Last year, the restaurant also began providing lunch at the Oasis four times a week. For Aera employees, the meal isn’t only convenient. “Gabby’s has the best tacos by far in this part of California,” O’Connor says. 

The Oasis lunch is an important part of the Sotos’ food business. Most Lost Hills residents work for nearby almond and pistachio operations. Predominantly Hispanic and low-income, they rarely spend their dollars at a local Mexican restaurant, says Angelica. That means the local oil industry is critical to her family’s means.

“We ride the up and down cycles of oil too,” she says. “When oil prices fell to $23, we all felt it. But the industry keeps our business going. Aera has been very good to us, our consistent customer since the beginning.”

Surviving back-to-back tragedies

Running a restaurant is tough enough without fluctuating oil prices. But Angelica has faced two life-changing events in the past year that have threatened to derail her both emotionally and physically.

In June 2017, her beloved older sister Gabriela was killed when a 22-year-old male driving under the influence of alcohol and marijuana crashed into her car as she headed to a dentist’s appointment in Bakersfield. Gabriela, a teacher at Wasco’s Independence High School, was eight months pregnant. Her unborn daughter did not survive.

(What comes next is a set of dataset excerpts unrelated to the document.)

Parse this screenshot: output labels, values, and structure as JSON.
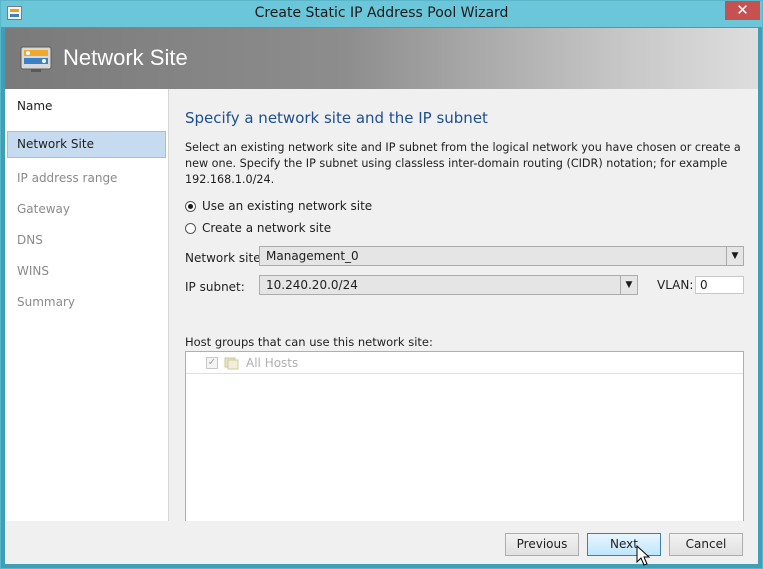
{
  "window": {
    "title": "Create Static IP Address Pool Wizard",
    "close_glyph": "✕",
    "accent_color": "#6cc6d9"
  },
  "banner": {
    "title": "Network Site",
    "icon": "network-site-icon"
  },
  "nav": {
    "items": [
      {
        "label": "Name",
        "state": "visited"
      },
      {
        "label": "Network Site",
        "state": "active"
      },
      {
        "label": "IP address range",
        "state": "pending"
      },
      {
        "label": "Gateway",
        "state": "pending"
      },
      {
        "label": "DNS",
        "state": "pending"
      },
      {
        "label": "WINS",
        "state": "pending"
      },
      {
        "label": "Summary",
        "state": "pending"
      }
    ]
  },
  "main": {
    "heading": "Specify a network site and the IP subnet",
    "description": "Select an existing network site and IP subnet from the logical network you have chosen or create a new one. Specify the IP subnet using classless inter-domain routing (CIDR) notation; for example 192.168.1.0/24.",
    "options": [
      {
        "label": "Use an existing network site",
        "checked": true
      },
      {
        "label": "Create a network site",
        "checked": false
      }
    ],
    "network_site_label": "Network site:",
    "network_site_value": "Management_0",
    "ip_subnet_label": "IP subnet:",
    "ip_subnet_value": "10.240.20.0/24",
    "vlan_label": "VLAN:",
    "vlan_value": "0",
    "host_groups_label": "Host groups that can use this network site:",
    "host_groups": [
      {
        "label": "All Hosts",
        "checked": true,
        "enabled": false
      }
    ]
  },
  "footer": {
    "previous_label": "Previous",
    "next_label": "Next",
    "cancel_label": "Cancel"
  }
}
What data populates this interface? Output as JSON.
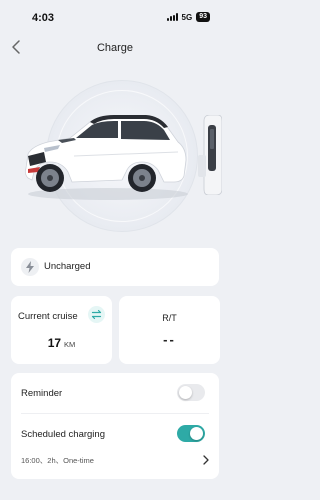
{
  "status_bar": {
    "time": "4:03",
    "network": "5G",
    "battery": "93"
  },
  "nav": {
    "title": "Charge",
    "back_icon": "chevron-left-icon"
  },
  "hero": {
    "vehicle": "white-suv-image",
    "charger": "charging-station-image"
  },
  "charge_status": {
    "icon": "lightning-icon",
    "label": "Uncharged"
  },
  "cruise": {
    "label": "Current cruise",
    "swap_icon": "swap-icon",
    "value": "17",
    "unit": "KM"
  },
  "rt": {
    "label": "R/T",
    "value": "--"
  },
  "settings": {
    "reminder": {
      "label": "Reminder",
      "enabled": false
    },
    "scheduled": {
      "label": "Scheduled charging",
      "enabled": true,
      "detail": "16:00、2h、One-time"
    }
  },
  "colors": {
    "accent": "#2eaaa6",
    "background": "#eef0f4"
  }
}
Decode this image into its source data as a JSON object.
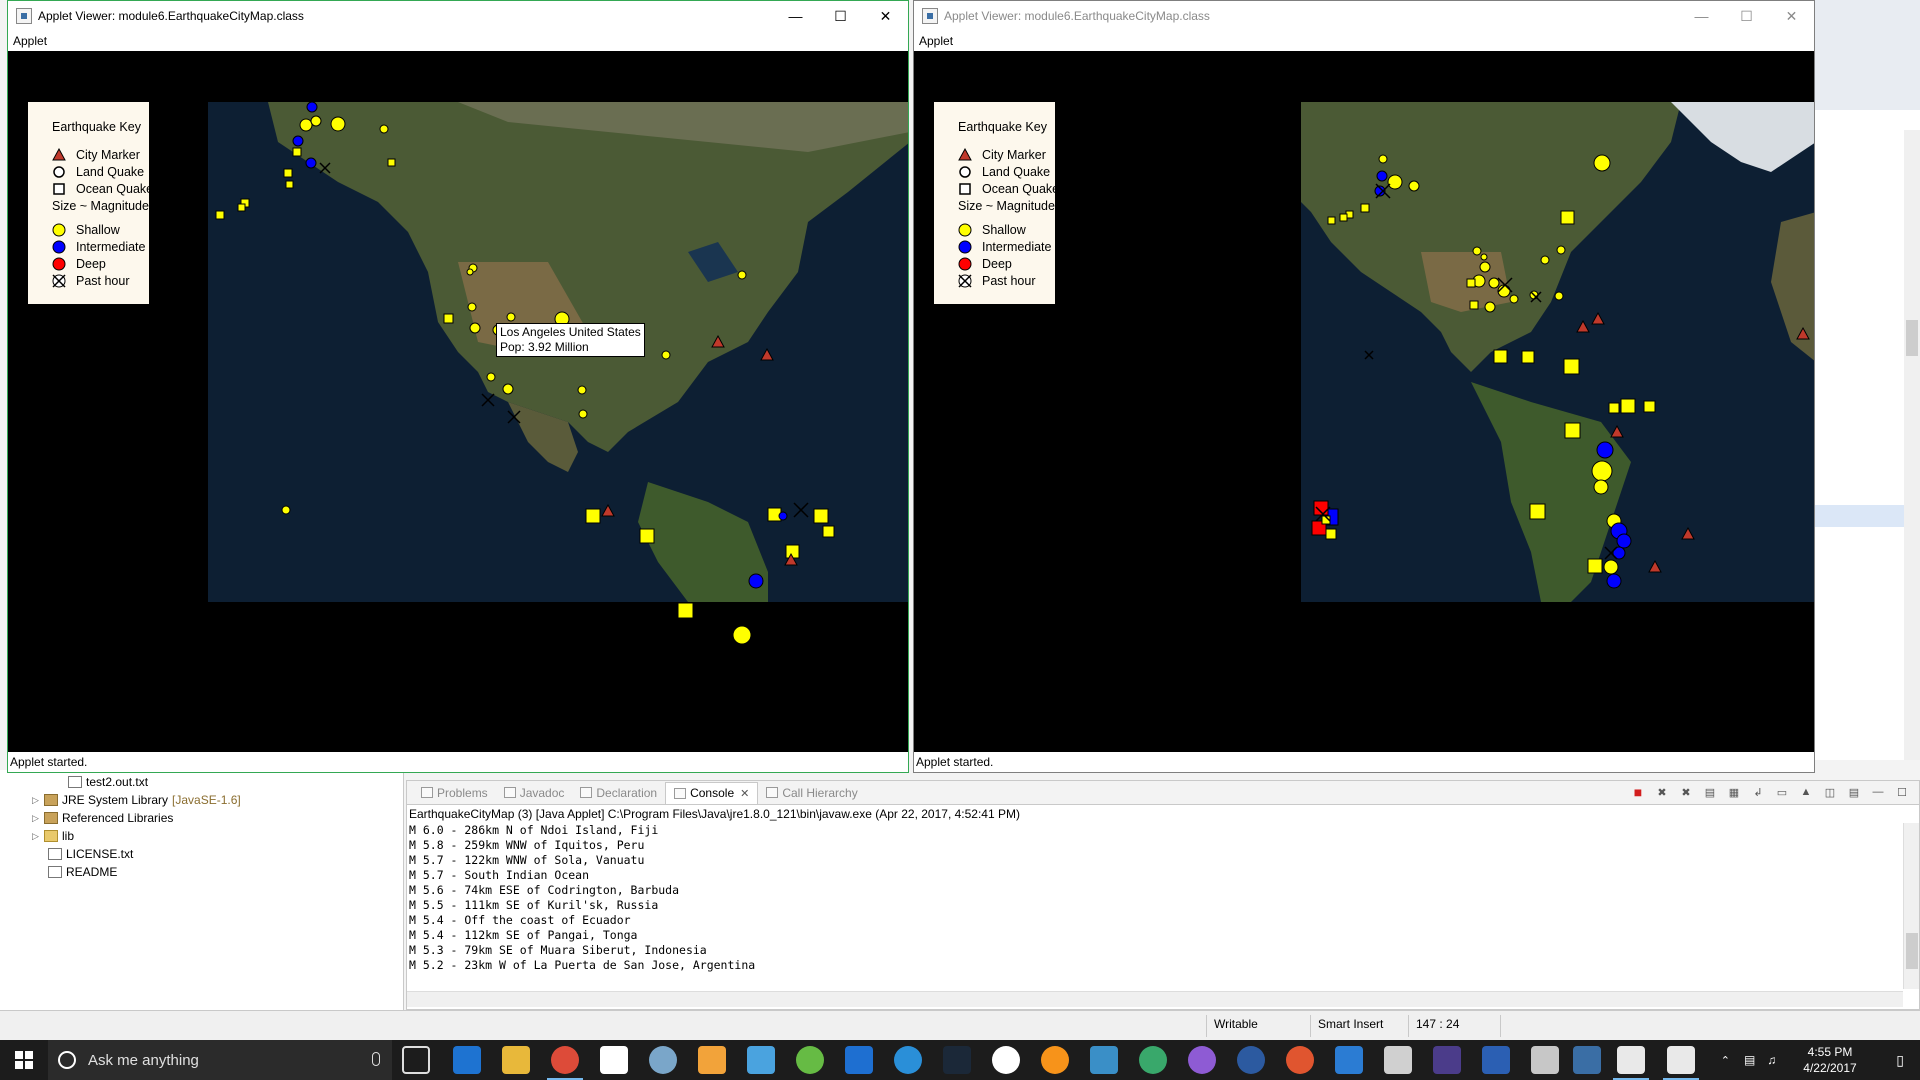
{
  "windows": [
    {
      "title": "Applet Viewer: module6.EarthquakeCityMap.class",
      "menu": "Applet",
      "status": "Applet started.",
      "key": {
        "title": "Earthquake Key",
        "city": "City Marker",
        "land": "Land Quake",
        "ocean": "Ocean Quake",
        "size": "Size ~ Magnitude",
        "shallow": "Shallow",
        "intermediate": "Intermediate",
        "deep": "Deep",
        "past_hour": "Past hour"
      },
      "tooltip": {
        "line1": "Los Angeles United States",
        "line2": "Pop: 3.92 Million"
      }
    },
    {
      "title": "Applet Viewer: module6.EarthquakeCityMap.class",
      "menu": "Applet",
      "status": "Applet started.",
      "key": {
        "title": "Earthquake Key",
        "city": "City Marker",
        "land": "Land Quake",
        "ocean": "Ocean Quake",
        "size": "Size ~ Magnitude",
        "shallow": "Shallow",
        "intermediate": "Intermediate",
        "deep": "Deep",
        "past_hour": "Past hour"
      }
    }
  ],
  "window_controls": {
    "minimize": "—",
    "maximize": "☐",
    "close": "✕"
  },
  "package_explorer": {
    "items": [
      {
        "label": "test2.out.txt",
        "extra": ""
      },
      {
        "label": "JRE System Library",
        "extra": "[JavaSE-1.6]"
      },
      {
        "label": "Referenced Libraries",
        "extra": ""
      },
      {
        "label": "lib",
        "extra": ""
      },
      {
        "label": "LICENSE.txt",
        "extra": ""
      },
      {
        "label": "README",
        "extra": ""
      }
    ]
  },
  "console": {
    "tabs": [
      "Problems",
      "Javadoc",
      "Declaration",
      "Console",
      "Call Hierarchy"
    ],
    "active_tab": "Console",
    "path": "EarthquakeCityMap (3) [Java Applet] C:\\Program Files\\Java\\jre1.8.0_121\\bin\\javaw.exe (Apr 22, 2017, 4:52:41 PM)",
    "lines": [
      "M 6.0 - 286km N of Ndoi Island, Fiji",
      "M 5.8 - 259km WNW of Iquitos, Peru",
      "M 5.7 - 122km WNW of Sola, Vanuatu",
      "M 5.7 - South Indian Ocean",
      "M 5.6 - 74km ESE of Codrington, Barbuda",
      "M 5.5 - 111km SE of Kuril'sk, Russia",
      "M 5.4 - Off the coast of Ecuador",
      "M 5.4 - 112km SE of Pangai, Tonga",
      "M 5.3 - 79km SE of Muara Siberut, Indonesia",
      "M 5.2 - 23km W of La Puerta de San Jose, Argentina"
    ]
  },
  "status_bar": {
    "mode": "Writable",
    "insert": "Smart Insert",
    "position": "147 : 24"
  },
  "taskbar": {
    "search_placeholder": "Ask me anything",
    "time": "4:55 PM",
    "date": "4/22/2017"
  },
  "colors": {
    "shallow": "#ffff00",
    "intermediate": "#0000ff",
    "deep": "#ff0000",
    "city": "#c0392b",
    "key_bg": "#fdf8ed",
    "active_window_border": "#34a853"
  }
}
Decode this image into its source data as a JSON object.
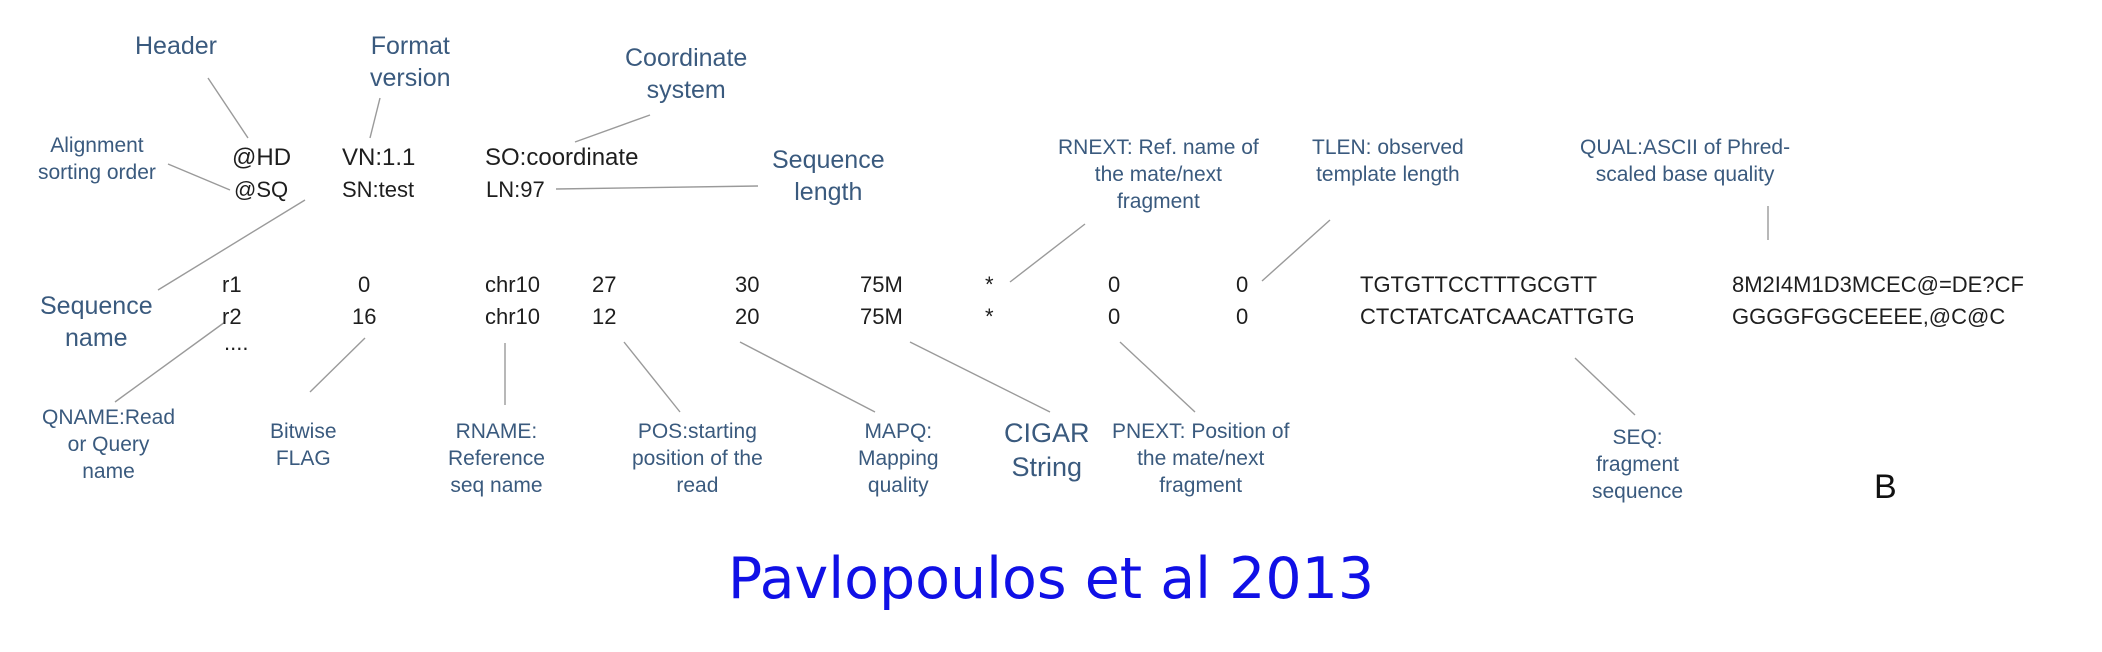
{
  "header_lines": [
    {
      "id": "hd",
      "fields": [
        "@HD",
        "VN:1.1",
        "SO:coordinate"
      ]
    },
    {
      "id": "sq",
      "fields": [
        "@SQ",
        "SN:test",
        "LN:97"
      ]
    }
  ],
  "alignment_rows": [
    {
      "id": "r1",
      "fields": [
        "r1",
        "0",
        "chr10",
        "27",
        "30",
        "75M",
        "*",
        "0",
        "0",
        "TGTGTTCCTTTGCGTT",
        "8M2I4M1D3MCEC@=DE?CF"
      ]
    },
    {
      "id": "r2",
      "fields": [
        "r2",
        "16",
        "chr10",
        "12",
        "20",
        "75M",
        "*",
        "0",
        "0",
        "CTCTATCATCAACATTGTG",
        "GGGGFGGCEEEE,@C@C"
      ]
    }
  ],
  "ellipsis": "....",
  "annotations": {
    "header": [
      "Header"
    ],
    "format_version": [
      "Format",
      "version"
    ],
    "coordinate_system": [
      "Coordinate",
      "system"
    ],
    "alignment_sorting_order": [
      "Alignment",
      "sorting order"
    ],
    "sequence_length": [
      "Sequence",
      "length"
    ],
    "rnext": [
      "RNEXT: Ref. name of",
      "the mate/next",
      "fragment"
    ],
    "tlen": [
      "TLEN: observed",
      "template length"
    ],
    "qual": [
      "QUAL:ASCII of Phred-",
      "scaled base quality"
    ],
    "sequence_name": [
      "Sequence",
      "name"
    ],
    "qname": [
      "QNAME:Read",
      "or Query",
      "name"
    ],
    "flag": [
      "Bitwise",
      "FLAG"
    ],
    "rname": [
      "RNAME:",
      "Reference",
      "seq name"
    ],
    "pos": [
      "POS:starting",
      "position of the",
      "read"
    ],
    "mapq": [
      "MAPQ:",
      "Mapping",
      "quality"
    ],
    "cigar": [
      "CIGAR",
      "String"
    ],
    "pnext": [
      "PNEXT: Position of",
      "the mate/next",
      "fragment"
    ],
    "seq": [
      "SEQ:",
      "fragment",
      "sequence"
    ]
  },
  "panel_letter": "B",
  "citation": "Pavlopoulos et al 2013"
}
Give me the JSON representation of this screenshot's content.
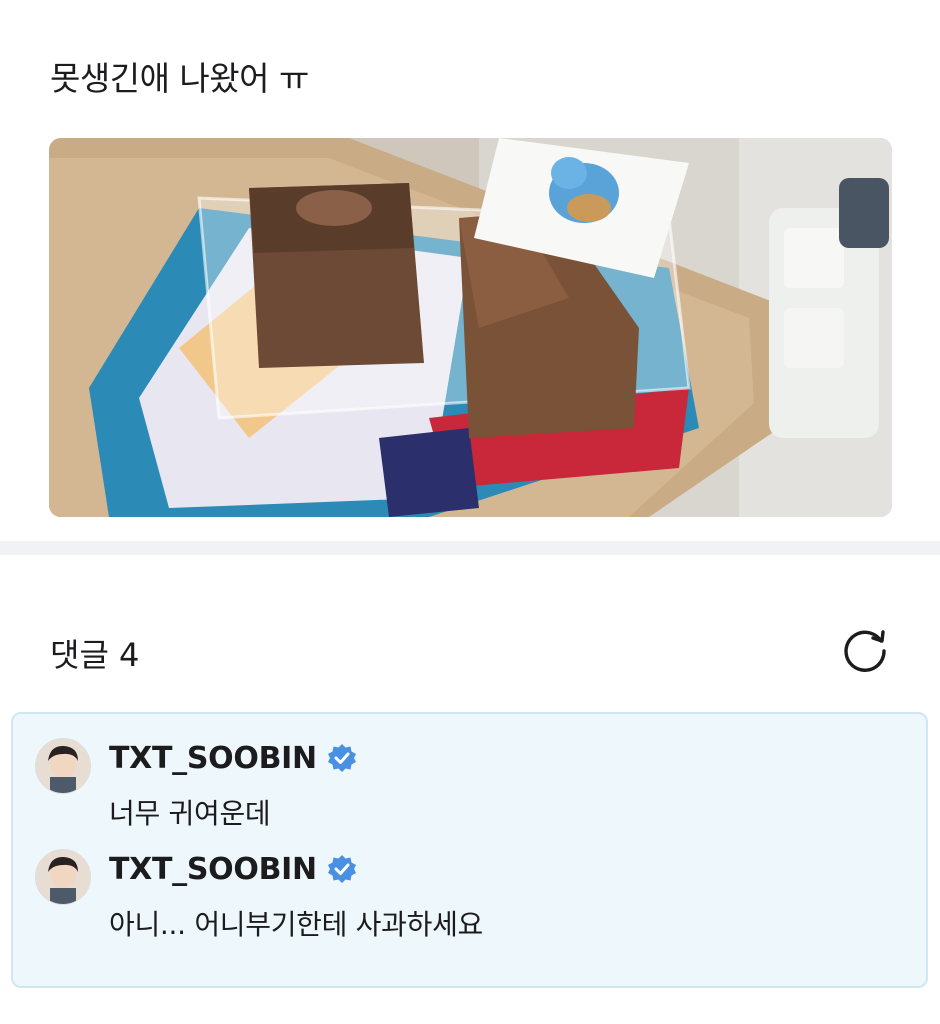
{
  "post": {
    "text": "못생긴애 나왔어 ㅠ"
  },
  "comments_section": {
    "title": "댓글 4"
  },
  "comments": [
    {
      "author": "TXT_SOOBIN",
      "body": "너무 귀여운데"
    },
    {
      "author": "TXT_SOOBIN",
      "body": "아니... 어니부기한테 사과하세요"
    }
  ],
  "icons": {
    "refresh": "refresh-icon",
    "verified": "verified-badge-icon"
  },
  "colors": {
    "comment_bg": "#eef8fc",
    "comment_border": "#cfe7f1",
    "verified": "#4a90e2",
    "divider": "#f1f2f6"
  }
}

Just four months later, on Oct. 1, a still grieving Angelica was among those wounded in the Las Vegas shooting that left 58 people dead and more than 850 wounded. She is still recovering from the bullet that tore into her left shoulder – and trying to come to terms with the two tragedies.

“It still seems surreal to me,” she says. “Aera was super supportive through all that.”

With the help of her two remaining sisters, her parents, their five employees and Aera’s business support, Angelica is surviving. A former social worker, she holds a four-year degree in criminal justice. She also serves on the board of the Lost Hills Union School District. She is considering pursuing a master’s degree in business.

“My goal,” she says, “is to make it to the 5-year mark for our restaurant and keep our family legacy going.”